Summary: | La question posée est de savoir ce que faire silence veut dire dans le contexte d'une pratique artistique des couleurs et du coloris. Pour aborder cette question d'un point de vue poétique, les modalités de silence sont comprises au sein de dispositifs mis en œuvre lors d'expériences singulières.
La première de ces modalités, celle qui prend sens dans ma propre pratique artistique, est celle d'une méditation sur la vision des couleurs. Pour la décentrer par rapport à mon travail en photographie, il m'apparait que dans l'histoire même de la compréhension de la couleur au XVIIIe siècle, l'expérience de Buffon est exemplaire. Distincte du dispositif de l'experimentum crucis de Newton, son expérience perceptive au coucher du soleil dans la nature, une méditation silencieuse et féconde le conduit à définir des esquisses et des fictions perceptives qu'il désignera comme étant des « couleurs accidentelles », des effets sans véritables causes newtoniennes et, pourtant, bien ancrées dans le réel, celui des « couleurs naturelles ». Cette modalité méditative du silence, libérant l'imagination, celle des « ombres colorées », s'avère ouverte sur la construction de la connaissance. La fertilité de cette notion de « couleurs accidentelles » est connue : la notion de couleurs complémentaires (début XIXe siècle) suivie des expériences artistiques bien connues qui, elles-mêmes, ont ouvert la porte à l'invention de nouveaux coloris picturaux et, de cette manière, à de nouvelles fantasmagories.
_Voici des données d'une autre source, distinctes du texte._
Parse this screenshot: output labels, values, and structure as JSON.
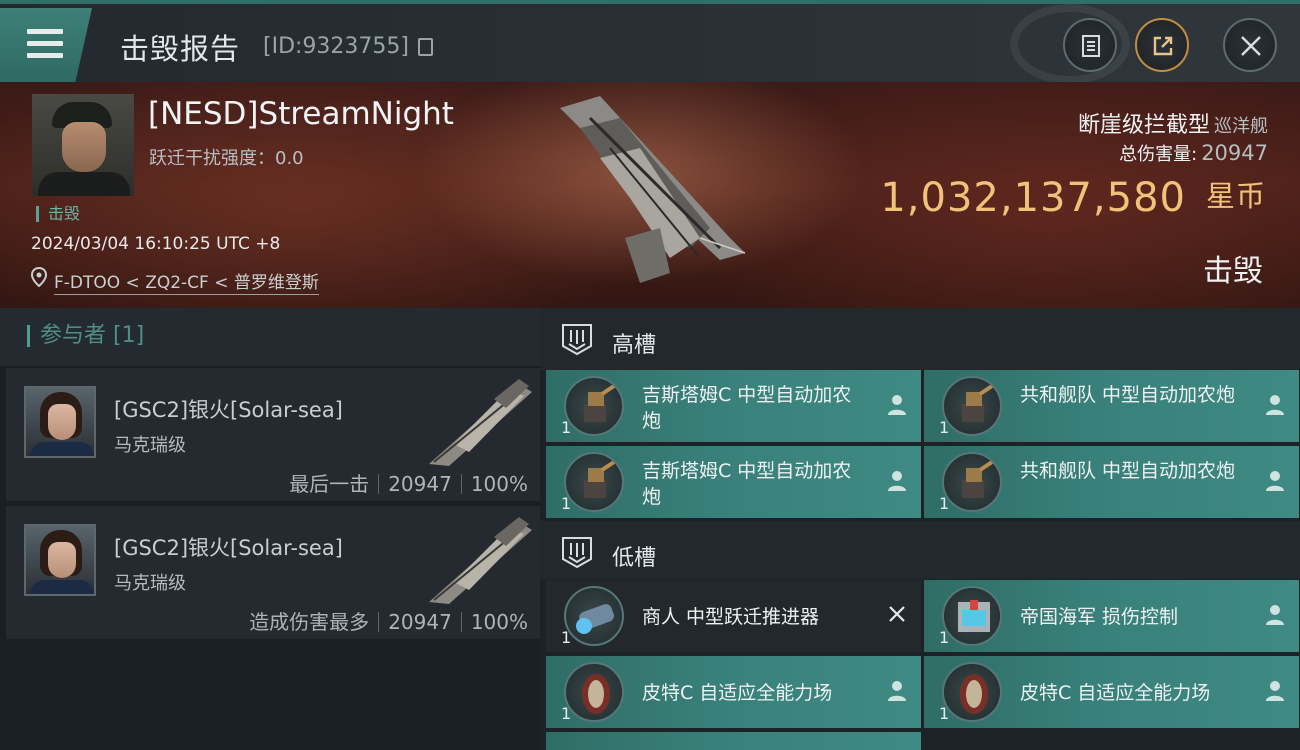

Fort différente de cette modalité indéniablement ouverte, se définit une modalité de silence essentiellement conclusive. A mon sens, elle est particulièrement exemplifiée dans les dispositifs télévisuels actuels, ceux des écrans dans lesquels importe le noir.
De ce point de vue la série TV The Walking Dead, depuis 2010, engageant une longue danse macabre de dix saisons avec une multitude de zombies, s'appuie sur une modalité conclusive du silence : dans ce cas, le silence est un effet de fin de monde, un effet sans avenir.